Embora os protestos se tenham espalhado e unido todos os sectores da sociedade, sem transcender as religiões e os fanatismos, e tenham inclusive reunido os seguidores de três equipes de futebol rivais (Mohun Bagan, East Bengal e Mohammedan Club), a ministra-Chefe e os seus ministros continuam seus protestos teatrais na esperança de fazer as pessoas acreditarem que ela apoia a sua luta. Ninguém mais compra suas mentiras!
O caráter do TMC e o nexo de corrupção
O estupro e assassinato da médica chamou a atenção para as condições do Hospital R.G Kar, que continua sendo um dos mais importantes hospitais públicos da cidade e do Estado. Agora estão sendo levantadas questões sobre o enfraquecimento sistemático da instituição de saúde sob a sua supervisão. A maior alegação até agora é que a médica falecida ameaçou expor o esquema de corrupção do diretor acusado Sandip Ghosh.

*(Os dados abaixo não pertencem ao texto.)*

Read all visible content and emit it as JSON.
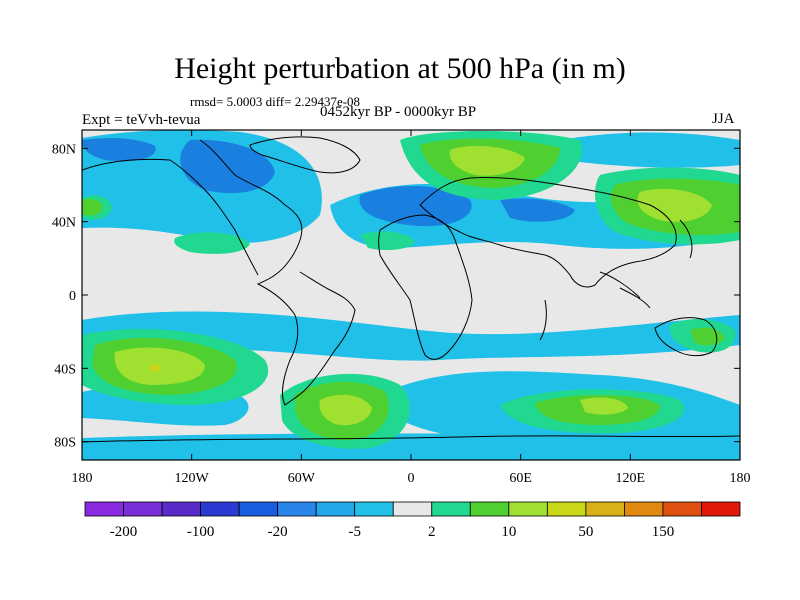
{
  "title": "Height perturbation at 500 hPa (in m)",
  "stats": "rmsd= 5.0003 diff= 2.29437e-08",
  "left_label": "Expt = teVvh-tevua",
  "period_label": "0452kyr BP - 0000kyr BP",
  "season_label": "JJA",
  "lat_ticks": [
    {
      "value": 80,
      "label": "80N"
    },
    {
      "value": 40,
      "label": "40N"
    },
    {
      "value": 0,
      "label": "0"
    },
    {
      "value": -40,
      "label": "40S"
    },
    {
      "value": -80,
      "label": "80S"
    }
  ],
  "lon_ticks": [
    {
      "value": -180,
      "label": "180"
    },
    {
      "value": -120,
      "label": "120W"
    },
    {
      "value": -60,
      "label": "60W"
    },
    {
      "value": 0,
      "label": "0"
    },
    {
      "value": 60,
      "label": "60E"
    },
    {
      "value": 120,
      "label": "120E"
    },
    {
      "value": 180,
      "label": "180"
    }
  ],
  "colorbar": {
    "colors": [
      "#8a2be2",
      "#7a30d8",
      "#5a2bc8",
      "#2b3bd2",
      "#1a5ee0",
      "#2a85e8",
      "#22a8e8",
      "#20c0e8",
      "#e8e8e8",
      "#20d890",
      "#50d030",
      "#a0e030",
      "#c8d818",
      "#d8b018",
      "#e08810",
      "#e05010",
      "#e01808"
    ],
    "labels": [
      "-200",
      "-100",
      "-20",
      "-5",
      "2",
      "10",
      "50",
      "150"
    ],
    "label_boundaries": [
      1,
      3,
      5,
      7,
      9,
      11,
      13,
      15
    ]
  },
  "chart_data": {
    "type": "filled-contour-map",
    "title": "Height perturbation at 500 hPa (in m)",
    "projection": "cylindrical equidistant",
    "lon_range": [
      -180,
      180
    ],
    "lat_range": [
      -90,
      90
    ],
    "contour_levels": [
      -200,
      -100,
      -20,
      -5,
      2,
      10,
      50,
      150
    ],
    "regions": [
      {
        "kind": "positive",
        "center": [
          -140,
          -38
        ],
        "peak_class": "50"
      },
      {
        "kind": "positive",
        "center": [
          -30,
          -60
        ],
        "peak_class": "10"
      },
      {
        "kind": "positive",
        "center": [
          105,
          -60
        ],
        "peak_class": "10"
      },
      {
        "kind": "positive",
        "center": [
          40,
          78
        ],
        "peak_class": "10"
      },
      {
        "kind": "positive",
        "center": [
          140,
          50
        ],
        "peak_class": "10"
      },
      {
        "kind": "negative",
        "center": [
          -150,
          75
        ],
        "peak_class": "-20"
      },
      {
        "kind": "negative",
        "center": [
          10,
          55
        ],
        "peak_class": "-20"
      },
      {
        "kind": "negative",
        "center": [
          -95,
          20
        ],
        "peak_class": "-5"
      },
      {
        "kind": "negative",
        "center": [
          30,
          -35
        ],
        "peak_class": "-5"
      }
    ]
  }
}
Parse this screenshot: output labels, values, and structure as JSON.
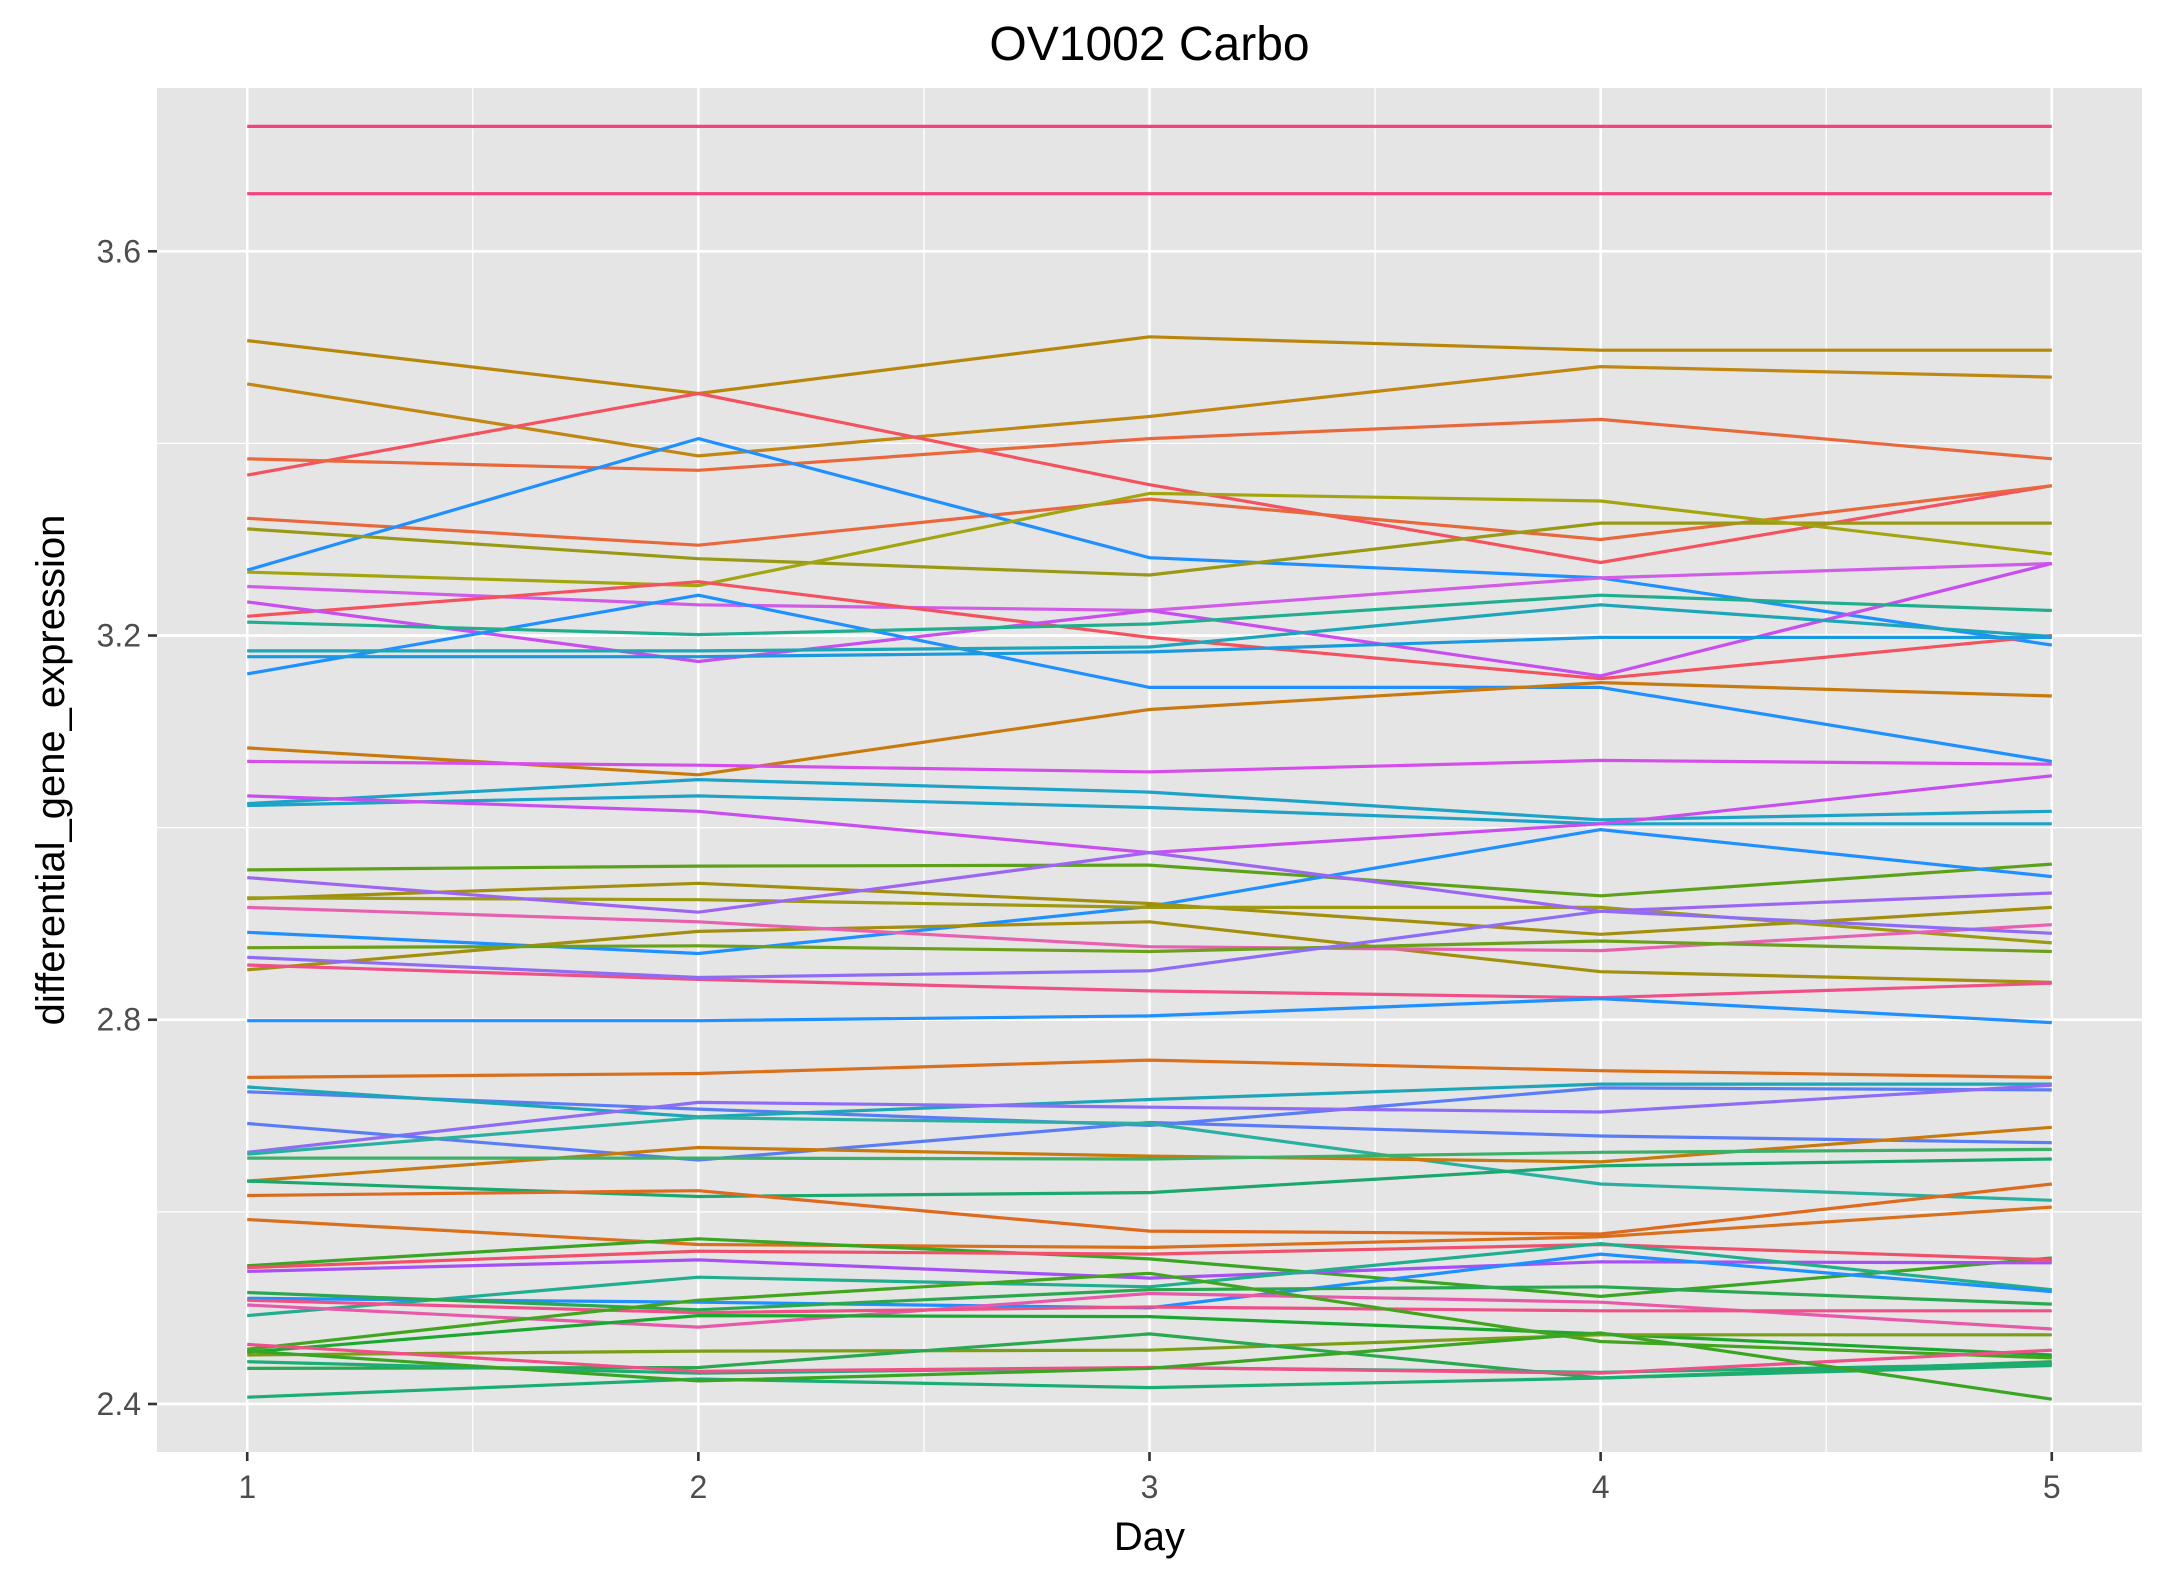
{
  "chart_data": {
    "type": "line",
    "title": "OV1002 Carbo",
    "xlabel": "Day",
    "ylabel": "differential_gene_expression",
    "x": [
      1,
      2,
      3,
      4,
      5
    ],
    "x_ticks": [
      "1",
      "2",
      "3",
      "4",
      "5"
    ],
    "y_ticks": [
      "2.4",
      "2.8",
      "3.2",
      "3.6"
    ],
    "xlim": [
      0.8,
      5.2
    ],
    "ylim": [
      2.35,
      3.77
    ],
    "grid": true,
    "legend": "none",
    "panel_background": "#e5e5e5",
    "series": [
      {
        "color": "#f8407f",
        "values": [
          3.73,
          3.73,
          3.73,
          3.73,
          3.73
        ]
      },
      {
        "color": "#f8407f",
        "values": [
          3.66,
          3.66,
          3.66,
          3.66,
          3.66
        ]
      },
      {
        "color": "#b8860b",
        "values": [
          3.507,
          3.452,
          3.511,
          3.497,
          3.497
        ]
      },
      {
        "color": "#c08712",
        "values": [
          3.462,
          3.387,
          3.428,
          3.48,
          3.469
        ]
      },
      {
        "color": "#f4525f",
        "values": [
          3.367,
          3.452,
          3.357,
          3.276,
          3.356
        ]
      },
      {
        "color": "#e8683c",
        "values": [
          3.384,
          3.372,
          3.405,
          3.425,
          3.384
        ]
      },
      {
        "color": "#e8683c",
        "values": [
          3.322,
          3.294,
          3.342,
          3.3,
          3.356
        ]
      },
      {
        "color": "#1e90ff",
        "values": [
          3.268,
          3.405,
          3.281,
          3.26,
          3.19
        ]
      },
      {
        "color": "#999915",
        "values": [
          3.311,
          3.28,
          3.263,
          3.317,
          3.317
        ]
      },
      {
        "color": "#a3a50f",
        "values": [
          3.266,
          3.252,
          3.348,
          3.34,
          3.285
        ]
      },
      {
        "color": "#d15ce8",
        "values": [
          3.251,
          3.232,
          3.226,
          3.26,
          3.275
        ]
      },
      {
        "color": "#f4525f",
        "values": [
          3.22,
          3.256,
          3.198,
          3.155,
          3.2
        ]
      },
      {
        "color": "#c84ef0",
        "values": [
          3.235,
          3.173,
          3.226,
          3.158,
          3.275
        ]
      },
      {
        "color": "#1e90ff",
        "values": [
          3.16,
          3.242,
          3.146,
          3.146,
          3.069
        ]
      },
      {
        "color": "#20ae8f",
        "values": [
          3.214,
          3.201,
          3.212,
          3.242,
          3.226
        ]
      },
      {
        "color": "#1ca6b7",
        "values": [
          3.184,
          3.184,
          3.188,
          3.232,
          3.199
        ]
      },
      {
        "color": "#1a9ade",
        "values": [
          3.178,
          3.178,
          3.183,
          3.198,
          3.198
        ]
      },
      {
        "color": "#c87a0e",
        "values": [
          3.083,
          3.055,
          3.123,
          3.151,
          3.137
        ]
      },
      {
        "color": "#d64eea",
        "values": [
          3.069,
          3.065,
          3.058,
          3.07,
          3.066
        ]
      },
      {
        "color": "#1ca3c7",
        "values": [
          3.025,
          3.05,
          3.037,
          3.008,
          3.017
        ]
      },
      {
        "color": "#1ca3c7",
        "values": [
          3.023,
          3.033,
          3.021,
          3.004,
          3.004
        ]
      },
      {
        "color": "#c84ef0",
        "values": [
          3.033,
          3.017,
          2.974,
          3.004,
          3.054
        ]
      },
      {
        "color": "#5da11b",
        "values": [
          2.956,
          2.96,
          2.961,
          2.929,
          2.962
        ]
      },
      {
        "color": "#1e90ff",
        "values": [
          2.891,
          2.869,
          2.918,
          2.998,
          2.949
        ]
      },
      {
        "color": "#a38f0e",
        "values": [
          2.926,
          2.942,
          2.921,
          2.889,
          2.917
        ]
      },
      {
        "color": "#9b9a12",
        "values": [
          2.927,
          2.925,
          2.917,
          2.917,
          2.88
        ]
      },
      {
        "color": "#9d66f2",
        "values": [
          2.948,
          2.912,
          2.974,
          2.913,
          2.932
        ]
      },
      {
        "color": "#a38f0e",
        "values": [
          2.852,
          2.892,
          2.902,
          2.85,
          2.839
        ]
      },
      {
        "color": "#e860b0",
        "values": [
          2.917,
          2.902,
          2.876,
          2.872,
          2.899
        ]
      },
      {
        "color": "#6aa01b",
        "values": [
          2.875,
          2.877,
          2.871,
          2.882,
          2.871
        ]
      },
      {
        "color": "#f05088",
        "values": [
          2.857,
          2.842,
          2.83,
          2.823,
          2.838
        ]
      },
      {
        "color": "#8f6cf5",
        "values": [
          2.865,
          2.844,
          2.851,
          2.913,
          2.89
        ]
      },
      {
        "color": "#1e90ff",
        "values": [
          2.799,
          2.799,
          2.804,
          2.822,
          2.797
        ]
      },
      {
        "color": "#d9701c",
        "values": [
          2.74,
          2.744,
          2.758,
          2.747,
          2.74
        ]
      },
      {
        "color": "#5a7df5",
        "values": [
          2.725,
          2.707,
          2.69,
          2.729,
          2.727
        ]
      },
      {
        "color": "#1ca6b7",
        "values": [
          2.73,
          2.699,
          2.717,
          2.733,
          2.733
        ]
      },
      {
        "color": "#8f6cf5",
        "values": [
          2.662,
          2.714,
          2.709,
          2.704,
          2.732
        ]
      },
      {
        "color": "#5a7df5",
        "values": [
          2.692,
          2.654,
          2.693,
          2.679,
          2.672
        ]
      },
      {
        "color": "#2ab0a0",
        "values": [
          2.66,
          2.698,
          2.692,
          2.629,
          2.612
        ]
      },
      {
        "color": "#c87a0e",
        "values": [
          2.632,
          2.667,
          2.658,
          2.652,
          2.688
        ]
      },
      {
        "color": "#3cb066",
        "values": [
          2.656,
          2.656,
          2.655,
          2.662,
          2.665
        ]
      },
      {
        "color": "#1aa86e",
        "values": [
          2.632,
          2.616,
          2.62,
          2.648,
          2.655
        ]
      },
      {
        "color": "#dd6a1f",
        "values": [
          2.617,
          2.622,
          2.58,
          2.577,
          2.629
        ]
      },
      {
        "color": "#d9701c",
        "values": [
          2.592,
          2.566,
          2.563,
          2.574,
          2.605
        ]
      },
      {
        "color": "#3aa522",
        "values": [
          2.544,
          2.572,
          2.551,
          2.512,
          2.552
        ]
      },
      {
        "color": "#a650f5",
        "values": [
          2.538,
          2.55,
          2.531,
          2.548,
          2.547
        ]
      },
      {
        "color": "#f0506a",
        "values": [
          2.542,
          2.559,
          2.556,
          2.566,
          2.55
        ]
      },
      {
        "color": "#20ae8f",
        "values": [
          2.492,
          2.532,
          2.522,
          2.567,
          2.519
        ]
      },
      {
        "color": "#1e90ff",
        "values": [
          2.51,
          2.506,
          2.5,
          2.556,
          2.517
        ]
      },
      {
        "color": "#2aa84f",
        "values": [
          2.516,
          2.498,
          2.519,
          2.522,
          2.504
        ]
      },
      {
        "color": "#e75aa9",
        "values": [
          2.503,
          2.48,
          2.515,
          2.506,
          2.478
        ]
      },
      {
        "color": "#f05088",
        "values": [
          2.508,
          2.495,
          2.501,
          2.497,
          2.497
        ]
      },
      {
        "color": "#1aa830",
        "values": [
          2.454,
          2.492,
          2.491,
          2.473,
          2.451
        ]
      },
      {
        "color": "#41a61d",
        "values": [
          2.457,
          2.508,
          2.536,
          2.465,
          2.448
        ]
      },
      {
        "color": "#7a9f16",
        "values": [
          2.451,
          2.455,
          2.456,
          2.472,
          2.472
        ]
      },
      {
        "color": "#2aa84f",
        "values": [
          2.437,
          2.438,
          2.473,
          2.427,
          2.444
        ]
      },
      {
        "color": "#1aad74",
        "values": [
          2.444,
          2.432,
          2.438,
          2.433,
          2.442
        ]
      },
      {
        "color": "#f05088",
        "values": [
          2.462,
          2.434,
          2.438,
          2.432,
          2.456
        ]
      },
      {
        "color": "#1aad74",
        "values": [
          2.407,
          2.426,
          2.417,
          2.427,
          2.44
        ]
      },
      {
        "color": "#3aa522",
        "values": [
          2.455,
          2.424,
          2.437,
          2.474,
          2.405
        ]
      }
    ]
  }
}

O diretor tinha um grande negócio de sexo e drogas no hospital. Foi alegado que as traquinagens já duravam anos, que o Dr. Sandip Ghosh recebia subornos para aprovar certos estudantes, extorquindo estudantes e vendendo cadáveres por dinheiro. Ele também foi denunciado como envolvido na venda ilegal de resíduos médicos. Os esforços para expor estas fraudes foram frustrados ou falharam com a ajuda dos gabinetes de investigação estatais[ii]. A máquina governamental nas mãos do TMC foi usada repetidamente para salvar o Dr. Sandip Ghosh. Esta foi outra fonte de renda para o partido TMC, que se beneficia enormemente desta corrupção. Durante os seus treze anos de governo no Estado de Bengala Ocidental, ele transformou todas as instituições públicas e departamentos governamentais em vias de canalização de dinheiro. O partido funciona como uma grande gangue cujo objetivo é saquear o Estado e o seu povo.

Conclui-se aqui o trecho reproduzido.